Afghanistan is “Operation Enduring Freedom.” The Iraq war went from “Operation Iraqi Freedom” to “Operation New Dawn” as U.S. troops methodically withdrew. The mission to kill or capture Osama bin Laden was “Operation Neptune Spear.” The 1990s operation to aid the Kurds in northern Iraq was “Operation Provide Comfort.”
President Obama has ordered a substantial new military mission in Iraq that involves hundreds of U.S. advisers, humanitarian air drops, daily surveillance flights and nearly 100 airstrikes on the Islamic State terrorist army. Swarming over Iraq are spy planes, armed drones, and Air Force and Navy jet fighters.
But all of this action lacks a cohesive umbrella — a name.
“There is no legal significance in the naming of operations, nor does it affect legal authority,” a Defense Department spokeswoman said. “No official name has been given to the series of targeted strikes we have taken, and we do not expect a name to be assigned.”
The spokeswoman said the administration has complied with the 1973 War Powers Resolution by notifying Congress in four separate reports: an assessment of security at the U.S. Embassy in Baghdad, the insertion of hundreds of U.S. military advisers, the expansion of that team, and humanitarian relief and airstrikes.

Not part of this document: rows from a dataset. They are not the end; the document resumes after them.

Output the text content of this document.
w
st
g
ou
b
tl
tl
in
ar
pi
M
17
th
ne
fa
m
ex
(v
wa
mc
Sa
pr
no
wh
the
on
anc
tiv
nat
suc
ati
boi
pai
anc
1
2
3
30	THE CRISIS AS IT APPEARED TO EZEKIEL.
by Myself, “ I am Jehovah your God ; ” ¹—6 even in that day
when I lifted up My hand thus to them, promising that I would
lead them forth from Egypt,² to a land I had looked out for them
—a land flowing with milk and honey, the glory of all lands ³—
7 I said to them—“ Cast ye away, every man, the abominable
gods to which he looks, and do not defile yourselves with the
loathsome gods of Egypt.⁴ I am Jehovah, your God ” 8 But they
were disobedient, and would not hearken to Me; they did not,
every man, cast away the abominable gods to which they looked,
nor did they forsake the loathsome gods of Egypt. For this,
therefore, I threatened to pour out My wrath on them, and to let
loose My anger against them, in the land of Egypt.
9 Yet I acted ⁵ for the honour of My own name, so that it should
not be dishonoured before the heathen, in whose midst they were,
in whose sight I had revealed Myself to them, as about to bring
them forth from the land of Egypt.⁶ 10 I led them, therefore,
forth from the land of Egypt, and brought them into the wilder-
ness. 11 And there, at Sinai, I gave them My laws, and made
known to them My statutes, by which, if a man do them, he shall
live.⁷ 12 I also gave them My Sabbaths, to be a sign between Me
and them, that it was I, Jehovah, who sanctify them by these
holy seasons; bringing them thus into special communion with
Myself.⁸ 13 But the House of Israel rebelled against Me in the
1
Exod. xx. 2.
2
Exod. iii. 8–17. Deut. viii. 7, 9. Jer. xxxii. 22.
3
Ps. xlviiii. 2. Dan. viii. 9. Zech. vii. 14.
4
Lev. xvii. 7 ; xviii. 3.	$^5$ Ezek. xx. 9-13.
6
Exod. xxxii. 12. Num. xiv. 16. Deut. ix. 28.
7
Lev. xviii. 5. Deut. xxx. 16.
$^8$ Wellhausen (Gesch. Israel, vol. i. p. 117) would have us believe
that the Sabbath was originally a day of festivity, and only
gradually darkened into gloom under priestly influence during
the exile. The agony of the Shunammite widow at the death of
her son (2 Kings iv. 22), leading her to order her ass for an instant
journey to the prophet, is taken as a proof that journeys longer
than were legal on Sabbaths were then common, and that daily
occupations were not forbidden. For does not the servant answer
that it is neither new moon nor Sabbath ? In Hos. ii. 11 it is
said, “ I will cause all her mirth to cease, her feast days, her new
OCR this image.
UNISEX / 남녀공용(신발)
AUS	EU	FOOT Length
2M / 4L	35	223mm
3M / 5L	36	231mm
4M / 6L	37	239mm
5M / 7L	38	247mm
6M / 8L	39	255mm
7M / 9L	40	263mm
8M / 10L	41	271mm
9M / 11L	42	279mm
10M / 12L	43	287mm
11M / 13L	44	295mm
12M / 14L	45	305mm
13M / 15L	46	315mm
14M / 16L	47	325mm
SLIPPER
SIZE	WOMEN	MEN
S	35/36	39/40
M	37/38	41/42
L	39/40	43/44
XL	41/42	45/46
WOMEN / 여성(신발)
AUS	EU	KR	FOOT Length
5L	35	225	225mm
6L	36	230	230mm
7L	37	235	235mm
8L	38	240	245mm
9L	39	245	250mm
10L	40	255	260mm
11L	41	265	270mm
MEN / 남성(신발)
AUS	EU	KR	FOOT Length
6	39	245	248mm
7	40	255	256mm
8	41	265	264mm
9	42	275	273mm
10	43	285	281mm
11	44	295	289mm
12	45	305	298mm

Insiders say the no-name mission may stem from Mr. Obama’s desire to keep the Iraq war in the past.
Mr. Obama withdrew all forces in December 2011 after having campaigned on ending a war started by President George W. Bush. He has said he was elected to end wars, not start them. Naming the current operation would more firmly link him historically to what is a limited war against the al Qaeda-spinoff Islamic State.
Not all foreign insertions of U.S. troops get a name. For example, the Pentagon last year sent military advisers to Uganda to help track down Joseph Kony, the leader of the brutal Lord’s Resistance Army. It received no name.